Três são os tipos de interpretação, segundo o seu resultado, são eles: especificadora, extensiva e restritiva. A 
especificadora é aquela que fixa os limites de um determinado conceito jurídico. A restritiva é a que delimita a 
compreensão da norma, de maneira a diminuir as hipóteses de aplicação dela. E a interpretação extensiva é a 
que amplia o campo de possibilidades hermenêuticas de uma norma jurídica. 
 
8. FUNÇÃO SOCIAL DA HERMENÊUTICA 
 
A função social da hermenêutica jurídica é enfraquecer as tensões sociais, “na medida em que neutraliza a 
pressão exercida pelos problemas de distribuição de poder, de recursos e de benefícios escassos.

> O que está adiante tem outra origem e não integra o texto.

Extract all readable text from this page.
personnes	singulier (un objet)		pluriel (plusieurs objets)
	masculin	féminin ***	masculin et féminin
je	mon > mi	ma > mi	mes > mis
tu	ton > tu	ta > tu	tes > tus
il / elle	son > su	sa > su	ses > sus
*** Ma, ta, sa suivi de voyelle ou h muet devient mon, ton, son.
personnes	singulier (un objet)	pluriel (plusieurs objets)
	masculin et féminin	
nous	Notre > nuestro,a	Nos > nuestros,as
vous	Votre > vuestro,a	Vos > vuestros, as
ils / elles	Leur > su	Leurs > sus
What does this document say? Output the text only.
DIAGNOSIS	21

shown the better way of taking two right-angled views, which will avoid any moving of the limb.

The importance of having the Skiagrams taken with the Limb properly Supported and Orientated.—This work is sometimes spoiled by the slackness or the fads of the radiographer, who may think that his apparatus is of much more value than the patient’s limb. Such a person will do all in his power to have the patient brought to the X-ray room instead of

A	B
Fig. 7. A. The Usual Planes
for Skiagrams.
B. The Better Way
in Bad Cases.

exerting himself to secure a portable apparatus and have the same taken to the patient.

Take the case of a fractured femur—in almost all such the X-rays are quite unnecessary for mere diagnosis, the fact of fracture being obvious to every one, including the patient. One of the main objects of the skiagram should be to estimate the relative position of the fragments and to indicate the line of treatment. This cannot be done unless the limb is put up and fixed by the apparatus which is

E o faz, ao 
torná-los conflitos abstratos, isto é, definidos em termos jurídicos e em termos juridicamente interpretáveis e 
decidíveis”. 
 
A “hermenêutica possibilita uma espécie de neutralização (manter sobre controle) dos conflitos sociais, ao projetá-
los numa dimensão harmoniosa – o mundo do legislador racional – no qual, em tese, tornam-se todos decidíveis. 

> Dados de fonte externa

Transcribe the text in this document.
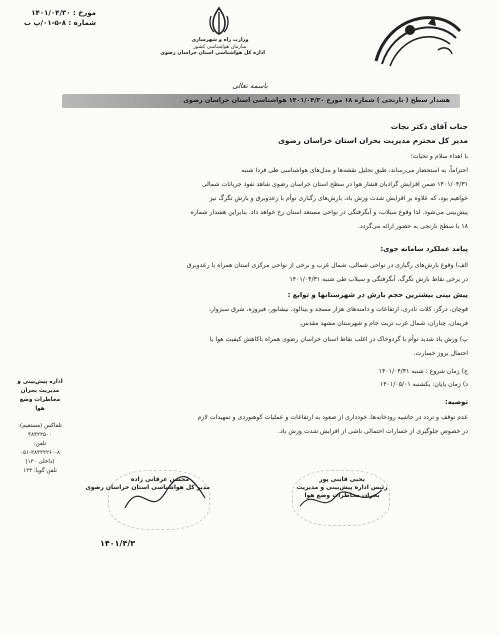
مورخ : ۱۴۰۱/۰۴/۳۰
شماره : ۸-۵-۰۱/پ ب
وزارت راه و شهرسازی
سازمان هواشناسی کشور
اداره کل هواشناسی استان خراسان رضوی
باسمه تعالی
هشدار سطح ( نارنجی ) شماره ۱۸ مورخ ۱۴۰۱/۰۴/۳۰ هواشناسی استان خراسان رضوی
جناب آقای دکتر نجات
مدیر کل محترم مدیریت بحران استان خراسان رضوی
با اهداء سلام و تحیات؛
احتراماً، به استحضار می‌رساند، طبق تحلیل نقشه‌ها و مدل‌های هواشناسی طی فردا شنبه
۱۴۰۱/۰۴/۳۱ ضمن افزایش گرادیان فشار هوا در سطح استان خراسان رضوی شاهد نفوذ جریانات شمالی
خواهیم بود، که علاوه بر افزایش شدت وزش باد، بارش‌های رگباری توأم با رعدوبرق و بارش تگرگ نیز
پیش‌بینی می‌شود. لذا وقوع سیلاب، و آبگرفتگی در نواحی مستعد استان رخ خواهد داد. بنابراین هشدار شماره
۱۸ با سطح نارنجی به حضور ارائه می‌گردد.
پیامد عملکرد سامانه جوی:
الف) وقوع بارش‌های رگباری در نواحی شمالی، شمال غرب و برخی از نواحی مرکزی استان همراه با رعدوبرق
در برخی نقاط بارش تگرگ، آبگرفتگی و سیلاب طی شنبه ۱۴۰۱/۰۴/۳۱
پیش بینی بیشترین حجم بارش در شهرستانها و توابع :
قوچان، درگز، کلات نادری، ارتفاعات و دامنه‌های هزار مسجد و بینالود، نیشابور، فیروزه، شرق سبزوار،
فریمان، چناران، شمال غرب تربت جام و شهرستان مشهد مقدس.
پ) وزش باد شدید توأم با گردوخاک در اغلب نقاط استان خراسان رضوی همراه باکاهش کیفیت هوا یا
احتمال بروز خسارت.
ج) زمان شروع : شنبه ۱۴۰۱/۰۴/۳۱
د) زمان پایان: یکشنبه ۱۴۰۱/۰۵/۰۱
توصیه:
عدم توقف و تردد در حاشیه رودخانه‌ها، خودداری از صعود به ارتفاعات و عملیات کوهنوردی و تمهیدات لازم
در خصوص جلوگیری از خسارات احتمالی ناشی از افزایش شدت وزش باد.
اداره پیش‌بینی و
مدیریت بحران
مخاطرات وضع
هوا
تلفاکس (مستقیم):
۳۸۴۲۲۵۰۰
تلفن:
۰۵۱-۳۸۴۳۳۲۶۰-۸
(داخلی ۱۳۰)
تلفن گویا: ۱۳۴
محسن عرفانی زاده
مدیر کل هواشناسی استان خراسان رضوی
۱۴۰۱/۴/۳
یحیی قاینی پور
رئیس اداره پیش‌بینی و مدیریت
بحران مخاطرات وضع هوا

Ela elimina, assim, as contradições, mas as torna suportáveis. Portanto, não as oculta propriamente, mas as 
disfarça, trazendo-as para o plano de suas conceptualizações”. Em suma, a hermenêutica jurídica “conforma o 
sentido do comportamento social à luz da incidência normativa. Ela cria assim condições para decisão”.